Halfway through our 15-minute interview last Thursday with local quartet The Sam Willows, Sandra Riley Tang let out a sudden squeal of excitement.

"Oh my God, that is so cool! So cool!" said the vocalist and ultra-spunky fitness fanatic, leaning over to read something off fellow bandmate and guitarist-vocalist Jonathan Chua's mobile phone.

The cause for joy?

US band Matchbox Twenty's lead guitarist Kyle Cook had replied to their tweet on Twitter, offering congratulations on their new single Take Heart and asking them to "get over here to the States ASAP".

It was just a day after Take Heart ­- from their upcoming debut full-length album of the same name - was released to overwhelmingly positive response.

Their first No. 1, the song stayed at the top of the local iTunes singles chart for three days straight, beating international pop heavyweights Taylor Swift and Jessie J.

The group, who are all in their early to mid-20s, also include siblings Narelle (bass guitar, vocals) and Benjamin Kheng (guitar, vocals).

The Sam Willows previously released a self-titled EP in 2012 and chalked up YouTube views with singles like Glasshouse, for which they were handpicked to re-record with Grammy-winning English producer Steve Lillywhite.

Not bad at all for an act who started making inroads in the local music scene just three years ago.

Recently signed with major label Sony Music, they are preparing to launch a regional tour and will be busy throughout the year with major performances at the SEA Games and National Day Parade celebrations.

M met the ambitious foursome at Tang's yoga studio The Yoga Co. to talk about their career-best song, writing and recording in Sweden and meeting David Beckham. Take Heart hit No. 1 on the local iTunes singles chart. That must have been exciting.

BENJAMIN: I think we were in the middle of the shoot for Take Heart's music video when it happened.

NARELLE: I was annoyed because I was keeping track the whole time, I wanted to be the one to tell everyone else.

JONATHAN: Narelle was updating us when it went from No. 6 to 5 to 4 and 2... but she missed 1.

NARELLE: It's so sweet that people are supporting us and buying the song. Everyone has been so positive and that is heartening to know.

It even leapt ahead of Taylor Swift and Kendrick Lamar's Bad Blood and Jessie J's Flashlight, off the soundtrack of hit movie musical Pitch Perfect 2.

JONATHAN: Suck it, Tay-tay!

NARELLE: It just goes to show how Singaporeans are really supportive of each other. So many local acts have had their songs hit No. 1.So that just goes to show how much support local music is getting here. That is the best part.

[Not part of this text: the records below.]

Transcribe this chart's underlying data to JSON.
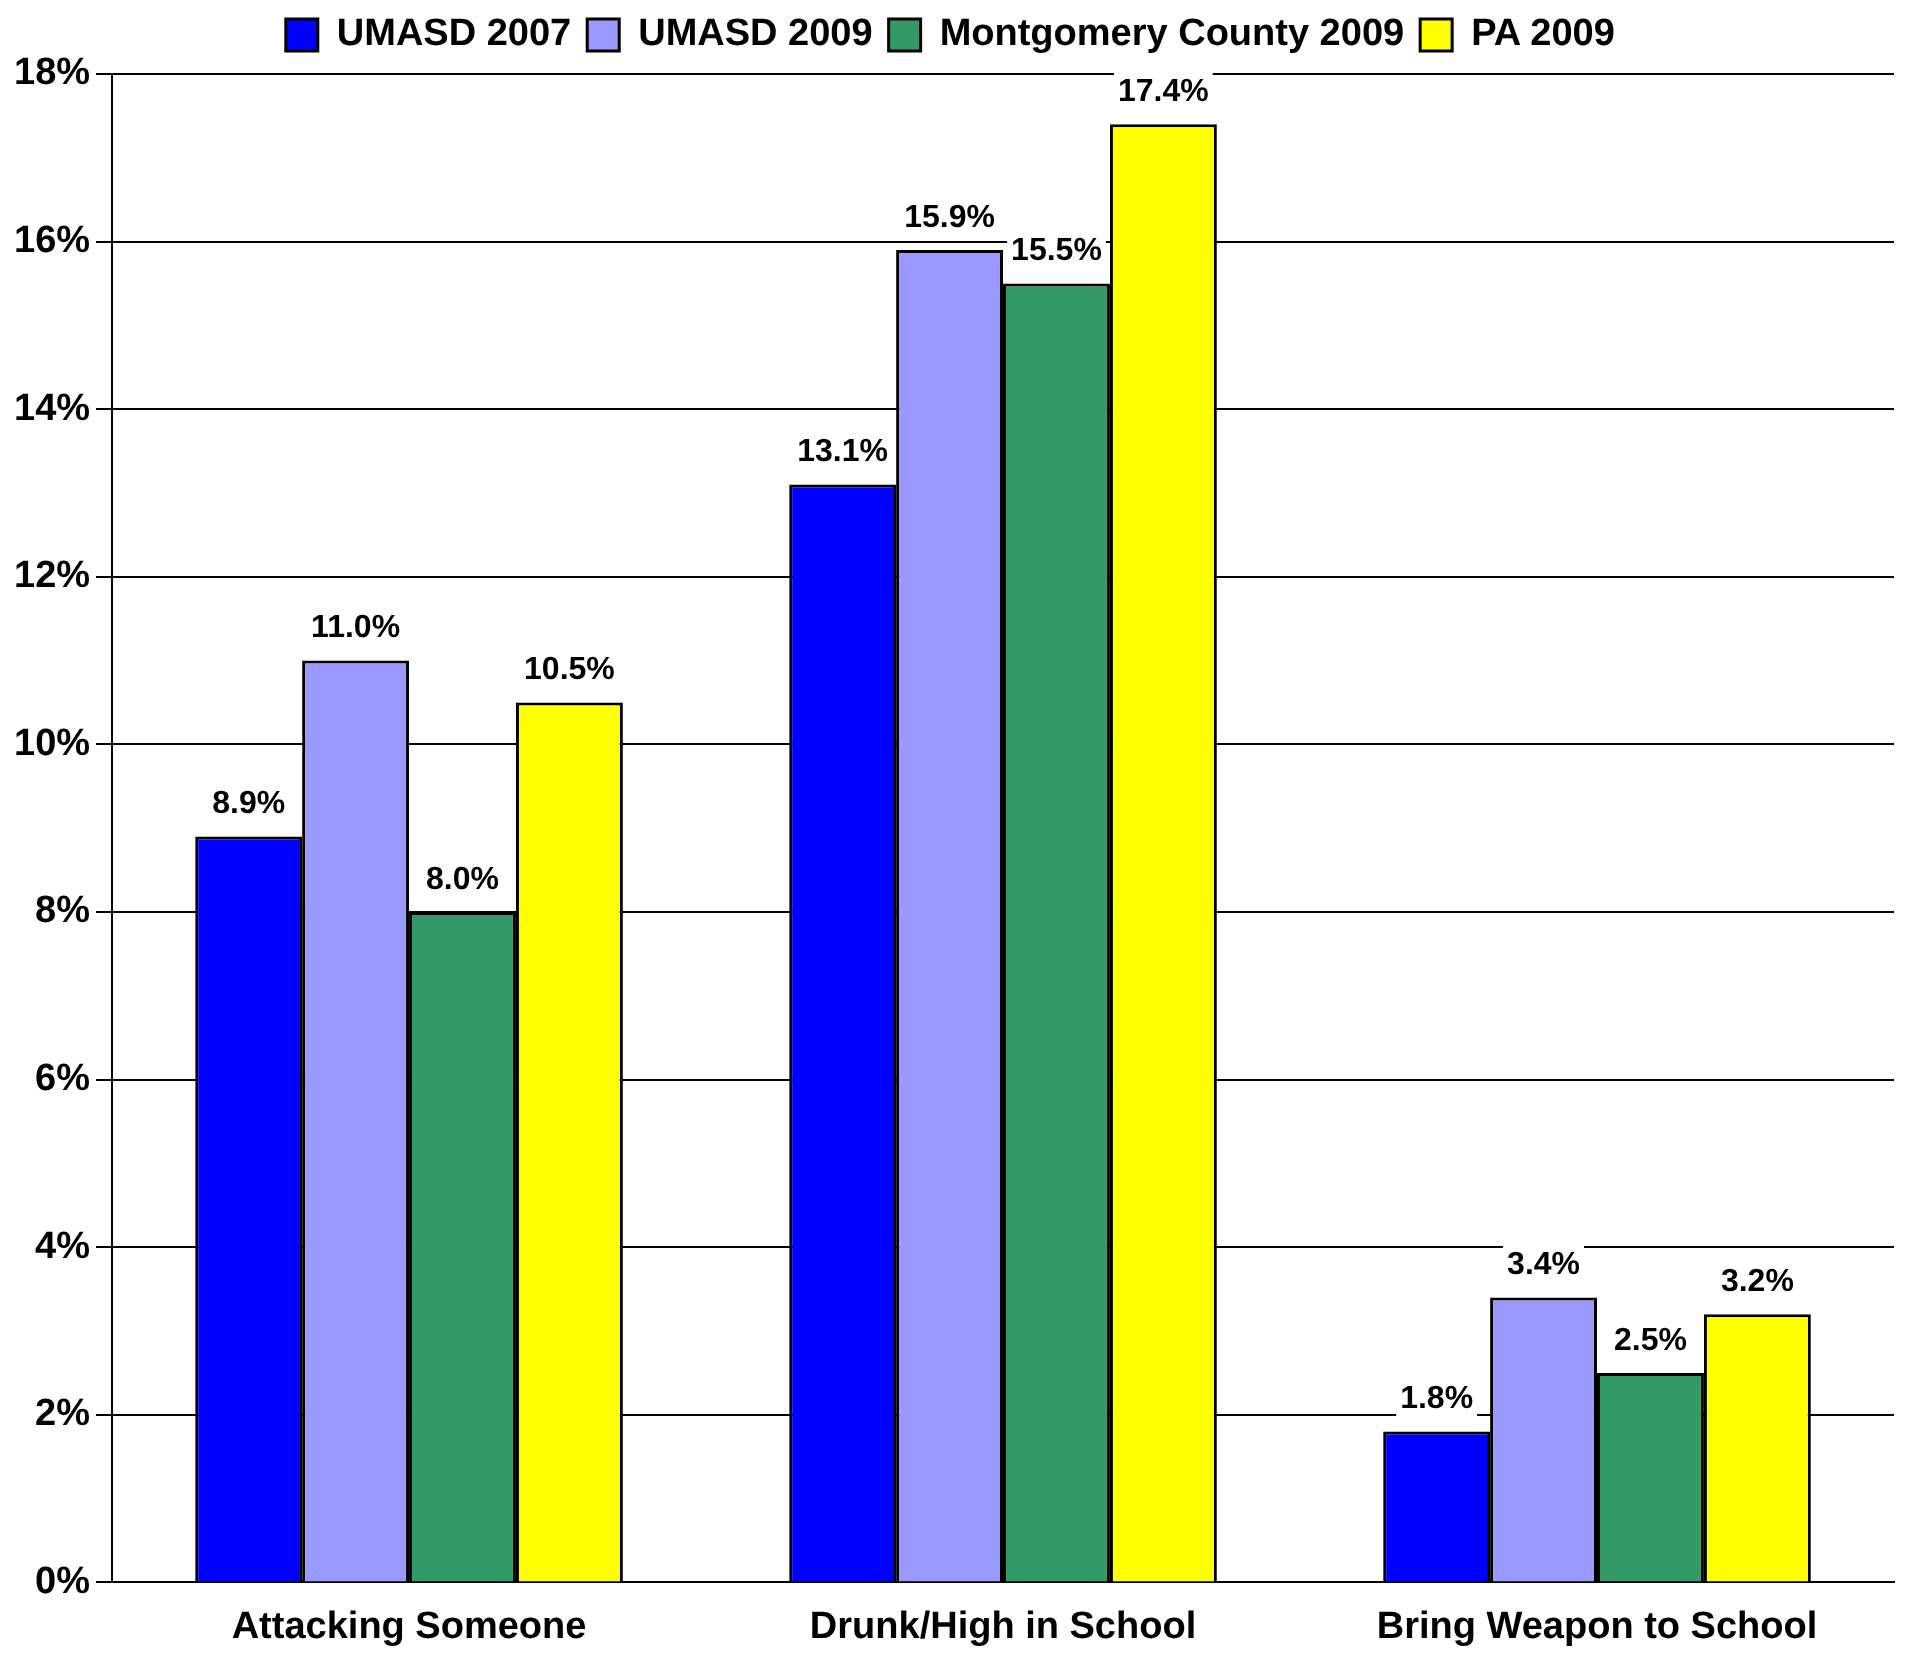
{
  "chart_data": {
    "type": "bar",
    "categories": [
      "Attacking Someone",
      "Drunk/High in School",
      "Bring Weapon to School"
    ],
    "series": [
      {
        "name": "UMASD 2007",
        "color": "#0000ff",
        "values": [
          8.9,
          13.1,
          1.8
        ],
        "value_labels": [
          "8.9%",
          "13.1%",
          "1.8%"
        ]
      },
      {
        "name": "UMASD 2009",
        "color": "#9999ff",
        "values": [
          11.0,
          15.9,
          3.4
        ],
        "value_labels": [
          "11.0%",
          "15.9%",
          "3.4%"
        ]
      },
      {
        "name": "Montgomery County 2009",
        "color": "#339966",
        "values": [
          8.0,
          15.5,
          2.5
        ],
        "value_labels": [
          "8.0%",
          "15.5%",
          "2.5%"
        ]
      },
      {
        "name": "PA 2009",
        "color": "#ffff00",
        "values": [
          10.5,
          17.4,
          3.2
        ],
        "value_labels": [
          "10.5%",
          "17.4%",
          "3.2%"
        ]
      }
    ],
    "ylim": [
      0,
      18
    ],
    "yticks": [
      {
        "value": 0,
        "label": "0%"
      },
      {
        "value": 2,
        "label": "2%"
      },
      {
        "value": 4,
        "label": "4%"
      },
      {
        "value": 6,
        "label": "6%"
      },
      {
        "value": 8,
        "label": "8%"
      },
      {
        "value": 10,
        "label": "10%"
      },
      {
        "value": 12,
        "label": "12%"
      },
      {
        "value": 14,
        "label": "14%"
      },
      {
        "value": 16,
        "label": "16%"
      },
      {
        "value": 18,
        "label": "18%"
      }
    ],
    "grid": "y",
    "legend": "top"
  }
}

In the promo trailer for the song, you mentioned that it's a love song. Did you draw on your own experiences?

NARELLE: If you've ever been in love, you will realise that loving someone can be painful sometimes.

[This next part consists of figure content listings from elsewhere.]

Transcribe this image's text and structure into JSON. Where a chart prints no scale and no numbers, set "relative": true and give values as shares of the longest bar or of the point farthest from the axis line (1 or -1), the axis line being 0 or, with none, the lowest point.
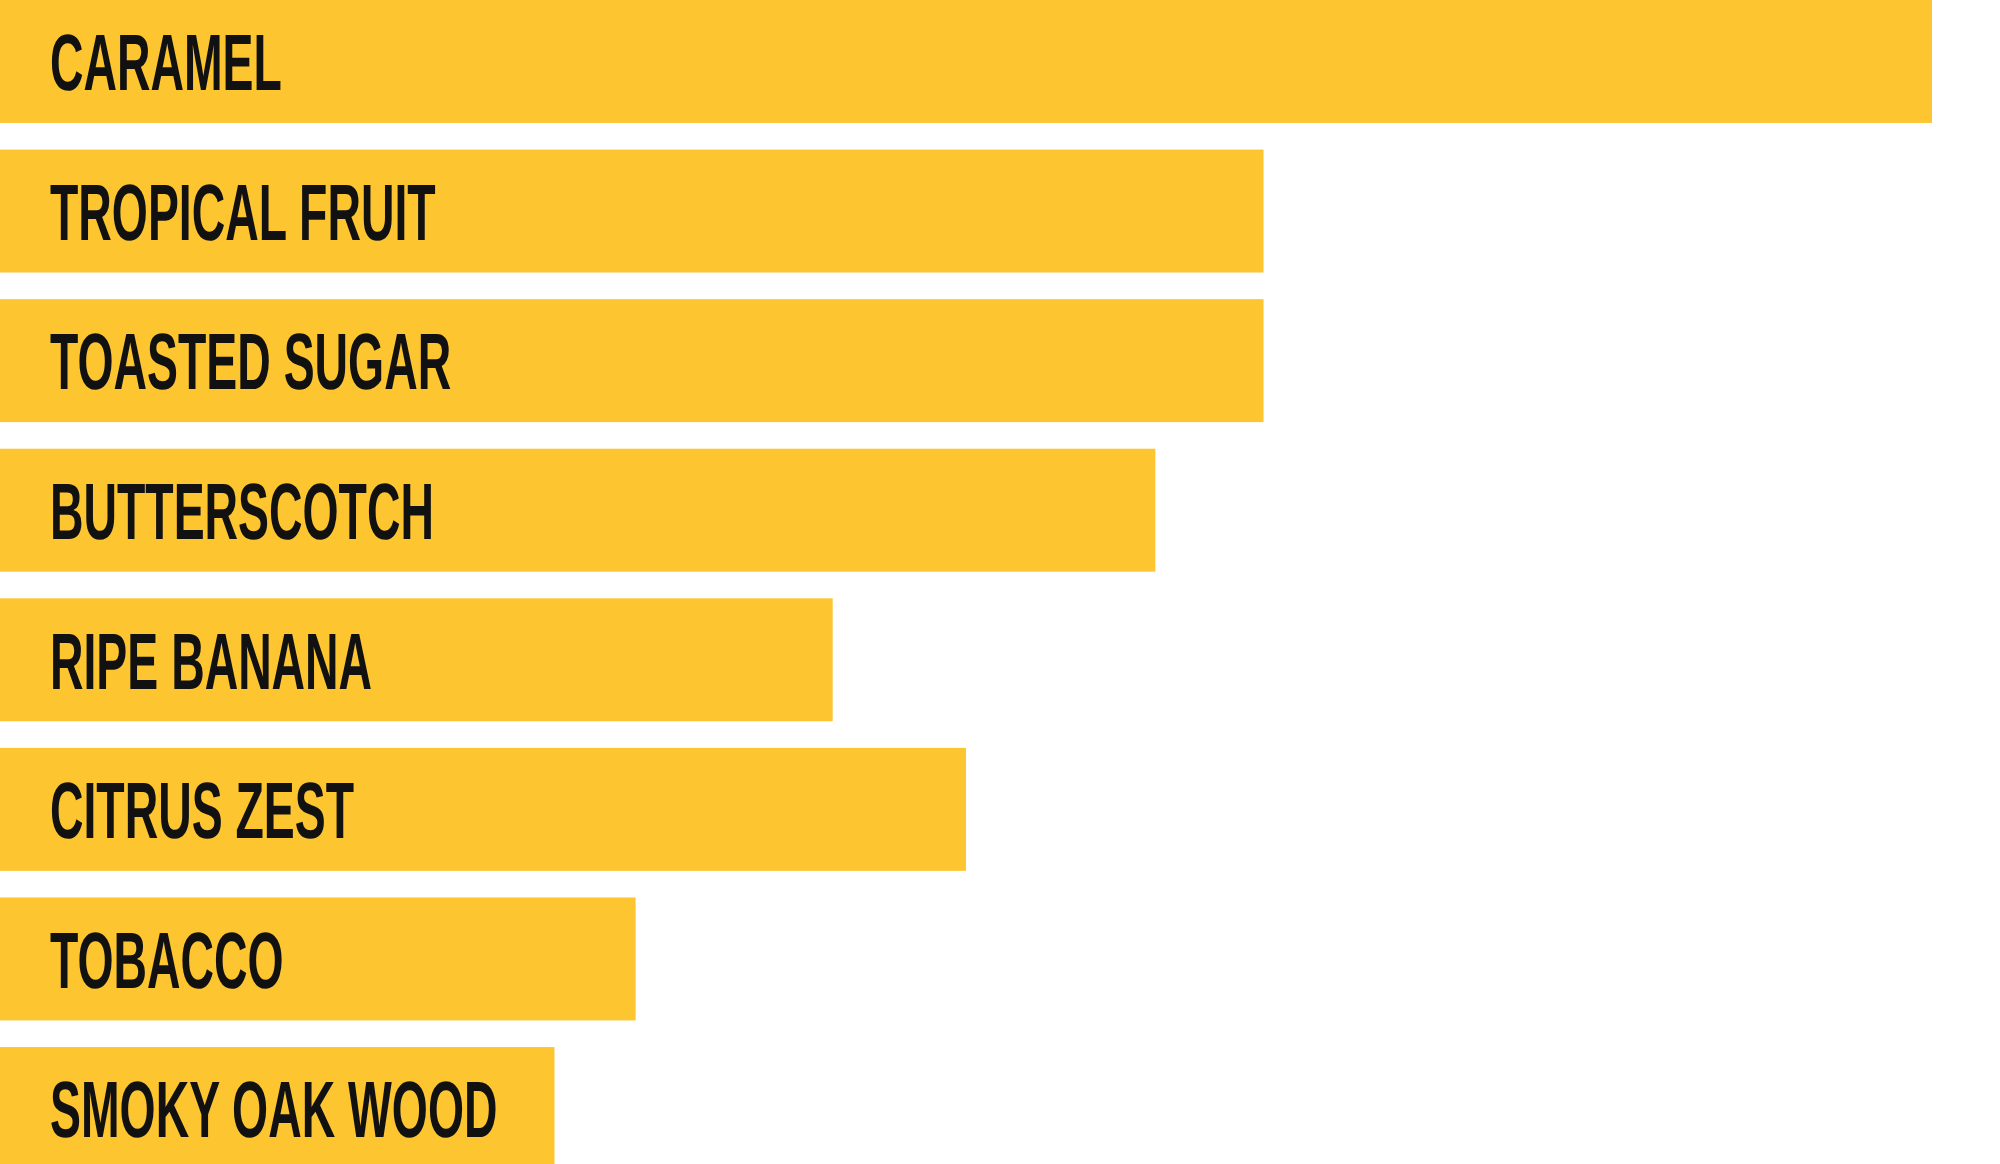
{
  "chart_data": {
    "type": "bar",
    "orientation": "horizontal",
    "relative": true,
    "categories": [
      "CARAMEL",
      "TROPICAL FRUIT",
      "TOASTED SUGAR",
      "BUTTERSCOTCH",
      "RIPE BANANA",
      "CITRUS ZEST",
      "TOBACCO",
      "SMOKY OAK WOOD"
    ],
    "values": [
      1,
      0.654,
      0.654,
      0.598,
      0.431,
      0.5,
      0.329,
      0.287
    ],
    "color": "#fdc530"
  }
}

BENJAMIN: It is about a couple from a fictitious village who are ostracised by a community. Condemned by bigotry and judgment, they run away together.
It's like your modern-day Bonnie and Clyde, star-crossed lovers Romeo and Juliet, but placed in today's society.
It could be about people in inter-racial marriages or those with alternative lifestyles.
It's nice to blow it up into a grander picture in a pop song.

What was it like writing and recording your upcoming album Take Heart in Sweden?

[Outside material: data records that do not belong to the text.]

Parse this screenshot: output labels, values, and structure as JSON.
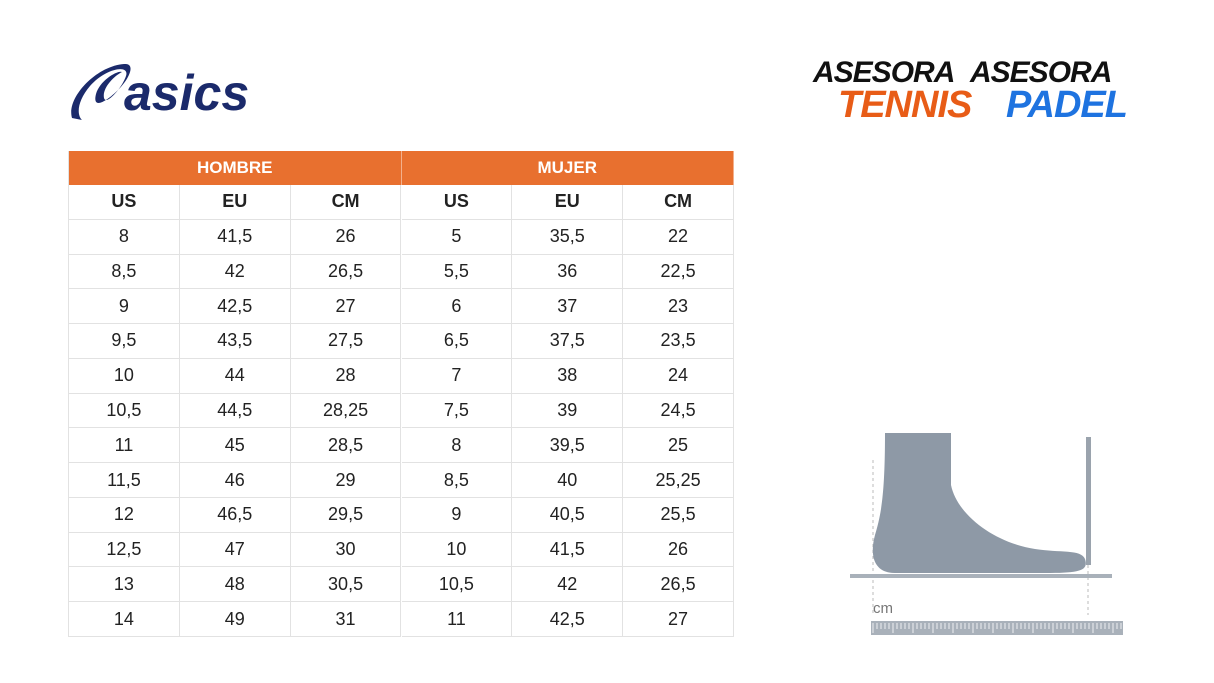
{
  "logos": {
    "brand": "asics",
    "partners": [
      {
        "top": "ASESORA",
        "bottom": "TENNIS"
      },
      {
        "top": "ASESORA",
        "bottom": "PADEL"
      }
    ]
  },
  "table": {
    "groups": [
      "HOMBRE",
      "MUJER"
    ],
    "columns": [
      "US",
      "EU",
      "CM",
      "US",
      "EU",
      "CM"
    ],
    "rows": [
      [
        "8",
        "41,5",
        "26",
        "5",
        "35,5",
        "22"
      ],
      [
        "8,5",
        "42",
        "26,5",
        "5,5",
        "36",
        "22,5"
      ],
      [
        "9",
        "42,5",
        "27",
        "6",
        "37",
        "23"
      ],
      [
        "9,5",
        "43,5",
        "27,5",
        "6,5",
        "37,5",
        "23,5"
      ],
      [
        "10",
        "44",
        "28",
        "7",
        "38",
        "24"
      ],
      [
        "10,5",
        "44,5",
        "28,25",
        "7,5",
        "39",
        "24,5"
      ],
      [
        "11",
        "45",
        "28,5",
        "8",
        "39,5",
        "25"
      ],
      [
        "11,5",
        "46",
        "29",
        "8,5",
        "40",
        "25,25"
      ],
      [
        "12",
        "46,5",
        "29,5",
        "9",
        "40,5",
        "25,5"
      ],
      [
        "12,5",
        "47",
        "30",
        "10",
        "41,5",
        "26"
      ],
      [
        "13",
        "48",
        "30,5",
        "10,5",
        "42",
        "26,5"
      ],
      [
        "14",
        "49",
        "31",
        "11",
        "42,5",
        "27"
      ]
    ]
  },
  "illustration": {
    "unit": "cm"
  }
}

NARELLE: A lot of people don't know that Sweden is the place where a lot of Billboard chart-topping pop hits are produced.
It's great to see how people function there. They are very easygoing.

Ben, you met David Beckham when you attended a dinner he hosted in London in March to promote his whisky label Haig Club. Does he know about The Sam Willows?

BENJAMIN: I did mention to him in passing and he said he'll check us out.


BENJAMIN: I was panicking because, what do I say to this guy? My dad is a big Manchester United fan so I was trying to think of all their names, trying to keep calm.
The moment I met him, I said, "I like your facial hair."
He said, "Thanks, mate, I worked really hard at it, yeah", while twirling his moustache.
I hope he checks out our song.

So much has changed for the band in the last three years. What are your thoughts?

SANDRA: Nothing has changed, but everything has, you know?

JONATHAN: If anything has changed, the four of us are much better friends now.

BENJAMIN: We had to learn and mature really quickly. We also have to be wary because the industry can be quite cut-throat. I'm a bit more cynical now, but at the end of the day, making music with these guys, recording and getting a reaction makes it all worth it.

Where will you be in 10 years' time? First Grammy?

NARELLE: Hopefully! But even if we're doing exactly what we're doing now, I'd be so happy.